Da meine Schwester ein Element beherrscht, muss ich ebenfalls eine Elementträgerin sein. Denn Geschwister desselben Elternpaars beherrschen immer alle ausnahmslos ein Element. Um die Kontrolle über die Elemente zu erlernen und auf einen Angriff der Cinquenti bestens vorbereitet zu sein, nehmen wir bei Giacomos Kindern, Alessia und Philippe, die ebenfalls Elementträger sind, einmal die Woche Unterricht. Alle zwei Wochen kommt Giacomo dazu und gibt uns zusätzliche hilfreiche Tipps. Da morgen die Monatsversammlung des Geheimbundes stattfindet, hält Giacomo es für eine gute Idee, diese beiden Termine miteinander zu verknüpfen.
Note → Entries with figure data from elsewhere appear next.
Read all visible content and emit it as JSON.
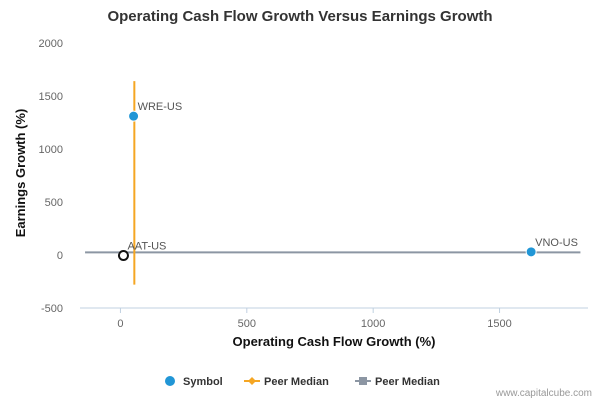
{
  "chart_data": {
    "type": "scatter",
    "title": "Operating Cash Flow Growth Versus Earnings Growth",
    "xlabel": "Operating Cash Flow Growth (%)",
    "ylabel": "Earnings Growth (%)",
    "xlim": [
      -160,
      1850
    ],
    "ylim": [
      -500,
      2000
    ],
    "x_ticks": [
      0,
      500,
      1000,
      1500
    ],
    "y_ticks": [
      -500,
      0,
      500,
      1000,
      1500,
      2000
    ],
    "grid": false,
    "legend_placement": "bottom-center",
    "points": [
      {
        "label": "WRE-US",
        "x": 52,
        "y": 1310,
        "style": "filled"
      },
      {
        "label": "AAT-US",
        "x": 12,
        "y": -5,
        "style": "hollow"
      },
      {
        "label": "VNO-US",
        "x": 1625,
        "y": 30,
        "style": "filled"
      }
    ],
    "peer_median_x": {
      "name": "Peer Median",
      "value": 55,
      "y_range": [
        -280,
        1640
      ]
    },
    "peer_median_y": {
      "name": "Peer Median",
      "value": 25,
      "x_range": [
        -140,
        1820
      ]
    },
    "legend": [
      {
        "name": "Symbol",
        "marker": "circle",
        "color": "#2196d6"
      },
      {
        "name": "Peer Median",
        "marker": "diamond",
        "color": "#f5a623"
      },
      {
        "name": "Peer Median",
        "marker": "square",
        "color": "#8c96a3"
      }
    ],
    "colors": {
      "symbol": "#2196d6",
      "peer_x": "#f5a623",
      "peer_y": "#8c96a3",
      "axis_line": "#c0d0e0",
      "hollow_stroke": "#111111"
    }
  },
  "credit": "www.capitalcube.com"
}
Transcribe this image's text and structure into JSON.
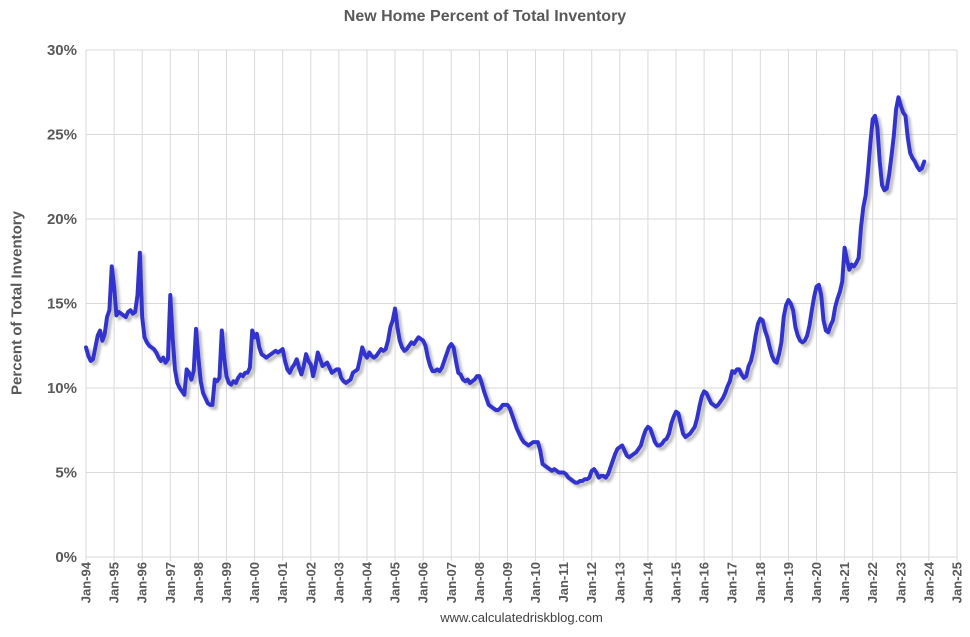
{
  "chart_data": {
    "type": "line",
    "title": "New Home Percent of Total Inventory",
    "ylabel": "Percent of Total Inventory",
    "watermark": "www.calculatedriskblog.com",
    "grid": true,
    "legend": "none",
    "line_color": "#3333cf",
    "grid_color": "#d9d9d9",
    "text_color": "#595959",
    "ylim": [
      0,
      30
    ],
    "y_tick_labels": [
      "0%",
      "5%",
      "10%",
      "15%",
      "20%",
      "25%",
      "30%"
    ],
    "x_tick_labels": [
      "Jan-94",
      "Jan-95",
      "Jan-96",
      "Jan-97",
      "Jan-98",
      "Jan-99",
      "Jan-00",
      "Jan-01",
      "Jan-02",
      "Jan-03",
      "Jan-04",
      "Jan-05",
      "Jan-06",
      "Jan-07",
      "Jan-08",
      "Jan-09",
      "Jan-10",
      "Jan-11",
      "Jan-12",
      "Jan-13",
      "Jan-14",
      "Jan-15",
      "Jan-16",
      "Jan-17",
      "Jan-18",
      "Jan-19",
      "Jan-20",
      "Jan-21",
      "Jan-22",
      "Jan-23",
      "Jan-24",
      "Jan-25"
    ],
    "x_start": "Jan-1994",
    "x_end": "Nov-2023",
    "frequency": "monthly",
    "series": [
      {
        "name": "New Home Percent of Total Inventory",
        "values": [
          12.4,
          11.9,
          11.6,
          11.7,
          12.4,
          13.1,
          13.4,
          12.8,
          13.2,
          14.2,
          14.6,
          17.2,
          16.0,
          14.3,
          14.5,
          14.4,
          14.3,
          14.2,
          14.5,
          14.6,
          14.4,
          14.5,
          15.5,
          18.0,
          14.2,
          13.0,
          12.7,
          12.5,
          12.4,
          12.3,
          12.1,
          11.8,
          11.6,
          11.8,
          11.5,
          11.7,
          15.5,
          13.0,
          11.1,
          10.3,
          10.0,
          9.8,
          9.6,
          11.1,
          10.9,
          10.5,
          11.0,
          13.5,
          11.8,
          10.4,
          9.7,
          9.4,
          9.1,
          9.0,
          9.0,
          10.5,
          10.4,
          10.6,
          13.4,
          11.8,
          10.7,
          10.3,
          10.2,
          10.4,
          10.3,
          10.6,
          10.8,
          10.7,
          10.9,
          10.9,
          11.2,
          13.4,
          13.0,
          13.2,
          12.4,
          12.0,
          11.9,
          11.8,
          11.9,
          12.0,
          12.1,
          12.2,
          12.1,
          12.2,
          12.3,
          11.6,
          11.1,
          10.9,
          11.2,
          11.4,
          11.7,
          11.2,
          10.8,
          11.3,
          12.0,
          11.6,
          11.4,
          10.7,
          11.3,
          12.1,
          11.7,
          11.3,
          11.4,
          11.5,
          11.2,
          10.9,
          11.0,
          11.1,
          11.1,
          10.6,
          10.4,
          10.3,
          10.4,
          10.5,
          10.9,
          11.0,
          11.1,
          11.7,
          12.4,
          12.0,
          11.8,
          12.1,
          11.9,
          11.8,
          11.9,
          12.1,
          12.3,
          12.2,
          12.3,
          12.8,
          13.6,
          14.0,
          14.7,
          13.6,
          12.8,
          12.4,
          12.2,
          12.3,
          12.5,
          12.7,
          12.6,
          12.8,
          13.0,
          12.9,
          12.8,
          12.5,
          11.8,
          11.3,
          11.0,
          11.0,
          11.1,
          11.0,
          11.2,
          11.6,
          12.0,
          12.4,
          12.6,
          12.4,
          11.6,
          10.9,
          10.8,
          10.5,
          10.4,
          10.5,
          10.3,
          10.4,
          10.5,
          10.7,
          10.7,
          10.3,
          9.8,
          9.4,
          9.0,
          8.9,
          8.8,
          8.7,
          8.7,
          8.8,
          9.0,
          9.0,
          9.0,
          8.8,
          8.4,
          8.0,
          7.6,
          7.3,
          7.0,
          6.8,
          6.7,
          6.6,
          6.7,
          6.8,
          6.8,
          6.8,
          6.3,
          5.5,
          5.4,
          5.3,
          5.2,
          5.1,
          5.2,
          5.1,
          5.0,
          5.0,
          5.0,
          4.9,
          4.7,
          4.6,
          4.5,
          4.4,
          4.4,
          4.5,
          4.5,
          4.6,
          4.6,
          4.7,
          5.1,
          5.2,
          5.0,
          4.7,
          4.8,
          4.8,
          4.7,
          4.9,
          5.3,
          5.7,
          6.1,
          6.4,
          6.5,
          6.6,
          6.3,
          6.0,
          5.9,
          6.0,
          6.1,
          6.2,
          6.4,
          6.6,
          7.1,
          7.5,
          7.7,
          7.6,
          7.2,
          6.8,
          6.6,
          6.6,
          6.7,
          6.9,
          7.0,
          7.3,
          7.9,
          8.3,
          8.6,
          8.5,
          7.9,
          7.3,
          7.1,
          7.2,
          7.3,
          7.5,
          7.7,
          8.2,
          8.9,
          9.5,
          9.8,
          9.7,
          9.4,
          9.1,
          9.0,
          8.9,
          9.0,
          9.2,
          9.4,
          9.7,
          10.1,
          10.4,
          11.0,
          10.9,
          11.1,
          11.1,
          10.8,
          10.6,
          10.7,
          11.3,
          11.6,
          12.2,
          13.1,
          13.8,
          14.1,
          14.0,
          13.4,
          13.0,
          12.4,
          11.9,
          11.6,
          11.5,
          12.0,
          12.7,
          14.2,
          14.9,
          15.2,
          15.0,
          14.6,
          13.6,
          13.1,
          12.8,
          12.7,
          12.8,
          13.1,
          13.7,
          14.6,
          15.4,
          16.0,
          16.1,
          15.5,
          14.0,
          13.4,
          13.3,
          13.7,
          14.0,
          14.8,
          15.3,
          15.7,
          16.3,
          18.3,
          17.6,
          17.0,
          17.3,
          17.2,
          17.4,
          17.7,
          19.5,
          20.7,
          21.4,
          22.8,
          24.5,
          25.9,
          26.1,
          25.4,
          23.4,
          22.0,
          21.7,
          21.8,
          22.6,
          23.7,
          24.9,
          26.5,
          27.2,
          26.7,
          26.3,
          26.1,
          24.8,
          23.9,
          23.6,
          23.4,
          23.1,
          22.9,
          23.0,
          23.4
        ]
      }
    ]
  }
}
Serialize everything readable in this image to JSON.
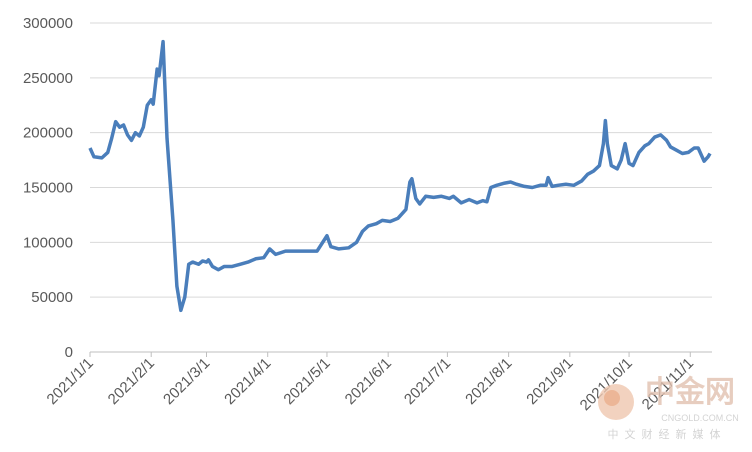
{
  "chart_data": {
    "type": "line",
    "x": [
      "2021/1/1",
      "2021/1/3",
      "2021/1/7",
      "2021/1/10",
      "2021/1/12",
      "2021/1/14",
      "2021/1/16",
      "2021/1/18",
      "2021/1/20",
      "2021/1/22",
      "2021/1/24",
      "2021/1/26",
      "2021/1/28",
      "2021/1/30",
      "2021/2/1",
      "2021/2/2",
      "2021/2/4",
      "2021/2/5",
      "2021/2/7",
      "2021/2/9",
      "2021/2/12",
      "2021/2/14",
      "2021/2/16",
      "2021/2/18",
      "2021/2/20",
      "2021/2/22",
      "2021/2/25",
      "2021/2/27",
      "2021/3/1",
      "2021/3/2",
      "2021/3/4",
      "2021/3/7",
      "2021/3/10",
      "2021/3/14",
      "2021/3/18",
      "2021/3/22",
      "2021/3/26",
      "2021/3/30",
      "2021/4/2",
      "2021/4/5",
      "2021/4/10",
      "2021/4/15",
      "2021/4/21",
      "2021/4/26",
      "2021/5/1",
      "2021/5/3",
      "2021/5/7",
      "2021/5/12",
      "2021/5/16",
      "2021/5/19",
      "2021/5/22",
      "2021/5/26",
      "2021/5/29",
      "2021/6/2",
      "2021/6/6",
      "2021/6/10",
      "2021/6/12",
      "2021/6/13",
      "2021/6/15",
      "2021/6/17",
      "2021/6/20",
      "2021/6/24",
      "2021/6/28",
      "2021/7/2",
      "2021/7/4",
      "2021/7/8",
      "2021/7/12",
      "2021/7/16",
      "2021/7/19",
      "2021/7/21",
      "2021/7/23",
      "2021/7/26",
      "2021/7/30",
      "2021/8/2",
      "2021/8/5",
      "2021/8/9",
      "2021/8/13",
      "2021/8/17",
      "2021/8/20",
      "2021/8/21",
      "2021/8/23",
      "2021/8/26",
      "2021/8/30",
      "2021/9/3",
      "2021/9/7",
      "2021/9/10",
      "2021/9/13",
      "2021/9/16",
      "2021/9/18",
      "2021/9/19",
      "2021/9/20",
      "2021/9/22",
      "2021/9/25",
      "2021/9/27",
      "2021/9/29",
      "2021/10/1",
      "2021/10/3",
      "2021/10/6",
      "2021/10/9",
      "2021/10/11",
      "2021/10/14",
      "2021/10/17",
      "2021/10/20",
      "2021/10/22",
      "2021/10/25",
      "2021/10/28",
      "2021/10/31",
      "2021/11/3",
      "2021/11/5",
      "2021/11/8",
      "2021/11/10",
      "2021/11/11"
    ],
    "series": [
      {
        "color": "#4a7ebb",
        "values": [
          186000,
          178000,
          177000,
          182000,
          195000,
          210000,
          205000,
          207000,
          198000,
          193000,
          200000,
          197000,
          205000,
          225000,
          230000,
          226000,
          258000,
          252000,
          283000,
          195000,
          120000,
          60000,
          38000,
          50000,
          80000,
          82000,
          80000,
          83000,
          82000,
          84000,
          78000,
          75000,
          78000,
          78000,
          80000,
          82000,
          85000,
          86000,
          94000,
          89000,
          92000,
          92000,
          92000,
          92000,
          106000,
          96000,
          94000,
          95000,
          100000,
          110000,
          115000,
          117000,
          120000,
          119000,
          122000,
          130000,
          155000,
          158000,
          140000,
          135000,
          142000,
          141000,
          142000,
          140000,
          142000,
          136000,
          139000,
          136000,
          138000,
          137000,
          150000,
          152000,
          154000,
          155000,
          153000,
          151000,
          150000,
          152000,
          152000,
          159000,
          151000,
          152000,
          153000,
          152000,
          156000,
          162000,
          165000,
          170000,
          190000,
          211000,
          190000,
          170000,
          167000,
          175000,
          190000,
          172000,
          170000,
          182000,
          188000,
          190000,
          196000,
          198000,
          193000,
          187000,
          184000,
          181000,
          182000,
          186000,
          186000,
          174000,
          178000,
          181000
        ]
      }
    ],
    "xlim": [
      "2021/1/1",
      "2021/11/12"
    ],
    "xticks": [
      "2021/1/1",
      "2021/2/1",
      "2021/3/1",
      "2021/4/1",
      "2021/5/1",
      "2021/6/1",
      "2021/7/1",
      "2021/8/1",
      "2021/9/1",
      "2021/10/1",
      "2021/11/1"
    ],
    "ylim": [
      0,
      300000
    ],
    "yticks": [
      0,
      50000,
      100000,
      150000,
      200000,
      250000,
      300000
    ],
    "grid": true
  },
  "watermark": {
    "logo": "中金网",
    "domain": "CNGOLD.COM.CN",
    "slogan": "中文财经新媒体"
  }
}
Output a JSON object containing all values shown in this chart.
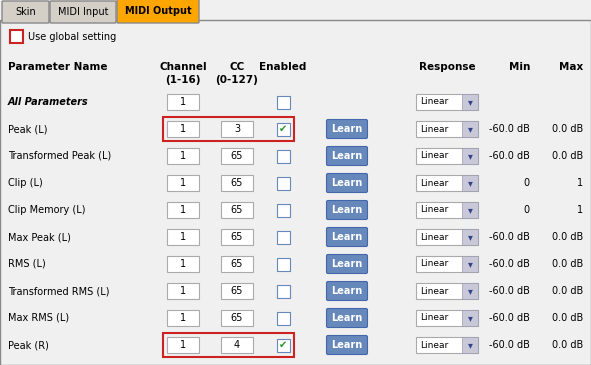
{
  "bg_color": "#f0f0f0",
  "tab_labels": [
    "Skin",
    "MIDI Input",
    "MIDI Output"
  ],
  "active_tab": 2,
  "active_tab_color": "#ffa500",
  "inactive_tab_color": "#d4d0c8",
  "use_global_setting_text": "Use global setting",
  "headers": [
    "Parameter Name",
    "Channel\n(1-16)",
    "CC\n(0-127)",
    "Enabled",
    "Response",
    "Min",
    "Max"
  ],
  "rows": [
    {
      "name": "All Parameters",
      "channel": "1",
      "cc": "",
      "enabled": false,
      "learn": false,
      "response": "Linear",
      "min_val": "",
      "max_val": "",
      "bold": true,
      "italic": true,
      "highlight": false
    },
    {
      "name": "Peak (L)",
      "channel": "1",
      "cc": "3",
      "enabled": true,
      "learn": true,
      "response": "Linear",
      "min_val": "-60.0 dB",
      "max_val": "0.0 dB",
      "bold": false,
      "italic": false,
      "highlight": true
    },
    {
      "name": "Transformed Peak (L)",
      "channel": "1",
      "cc": "65",
      "enabled": false,
      "learn": true,
      "response": "Linear",
      "min_val": "-60.0 dB",
      "max_val": "0.0 dB",
      "bold": false,
      "italic": false,
      "highlight": false
    },
    {
      "name": "Clip (L)",
      "channel": "1",
      "cc": "65",
      "enabled": false,
      "learn": true,
      "response": "Linear",
      "min_val": "0",
      "max_val": "1",
      "bold": false,
      "italic": false,
      "highlight": false
    },
    {
      "name": "Clip Memory (L)",
      "channel": "1",
      "cc": "65",
      "enabled": false,
      "learn": true,
      "response": "Linear",
      "min_val": "0",
      "max_val": "1",
      "bold": false,
      "italic": false,
      "highlight": false
    },
    {
      "name": "Max Peak (L)",
      "channel": "1",
      "cc": "65",
      "enabled": false,
      "learn": true,
      "response": "Linear",
      "min_val": "-60.0 dB",
      "max_val": "0.0 dB",
      "bold": false,
      "italic": false,
      "highlight": false
    },
    {
      "name": "RMS (L)",
      "channel": "1",
      "cc": "65",
      "enabled": false,
      "learn": true,
      "response": "Linear",
      "min_val": "-60.0 dB",
      "max_val": "0.0 dB",
      "bold": false,
      "italic": false,
      "highlight": false
    },
    {
      "name": "Transformed RMS (L)",
      "channel": "1",
      "cc": "65",
      "enabled": false,
      "learn": true,
      "response": "Linear",
      "min_val": "-60.0 dB",
      "max_val": "0.0 dB",
      "bold": false,
      "italic": false,
      "highlight": false
    },
    {
      "name": "Max RMS (L)",
      "channel": "1",
      "cc": "65",
      "enabled": false,
      "learn": true,
      "response": "Linear",
      "min_val": "-60.0 dB",
      "max_val": "0.0 dB",
      "bold": false,
      "italic": false,
      "highlight": false
    },
    {
      "name": "Peak (R)",
      "channel": "1",
      "cc": "4",
      "enabled": true,
      "learn": true,
      "response": "Linear",
      "min_val": "-60.0 dB",
      "max_val": "0.0 dB",
      "bold": false,
      "italic": false,
      "highlight": true
    }
  ],
  "check_color": "#229922",
  "learn_btn_face": "#6688bb",
  "learn_btn_edge": "#4466aa",
  "red_border": "#cc2222",
  "text_size": 7.0,
  "header_text_size": 7.5
}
Kate macht große Fortschritte, aber ich langweile mich dabei meist nur. Bei mir hat sich die Fähigkeit zur Kontrolle über ein Element bis jetzt noch nicht gezeigt. Laut Giacomo sollte es aber nicht mehr lange dauern, bis ich meine Fähigkeit entdecke.
„Gibt es immer noch nichts Neues?", fragt Pietro, „ich meine wegen deiner Fähigkeit..."
„Oder meiner nicht vorhandenen Fähigkeit", korrigiere ich und seufze. „Nein. Und wenn, dann wärst du der Erste, der davon erfährt."
„Hast du denn irgendeine Idee, woran es liegen könnte?"
„Naja, die meisten Menschen, denen etwas Traumatisierendes widerfahren ist, verlieren die Fähigkeit zur Kontrolle über ein Element. So wie Giacomo nach dem Tod seines jüngsten Sohnes. Er vermutet, dass es bei mir ähnlich ist, doch das kann ich eigentlich ausschließen. Und die andere Erklärung wäre, dass meine Mutter nicht immer ganz treu war und Kate und ich unterschiedliche Väter haben, aber das kann ich auch ausschließen."
„Weißt du es denn wirklich mit Sicherheit?" Pietro legt die Stirn in Falten und es wirkt beinahe so, als sei es ihm unangenehm, diese Frage zu stellen. Ich nehme es ihm jedoch nicht übel und schüttele nur den Kopf. Unser Vater hat uns verlassen, als wir noch kleine Kinder waren. Seitdem hat ihn niemand mehr gesehen und folglich haben wir auch keinen Kontakt zu ihm. Doch bevor Pietro und ich uns noch mehr Gedanken darüber machen können, ertönt auch schon die verzweifelte Stimme meiner Mutter. „Brionny... Hilfe!"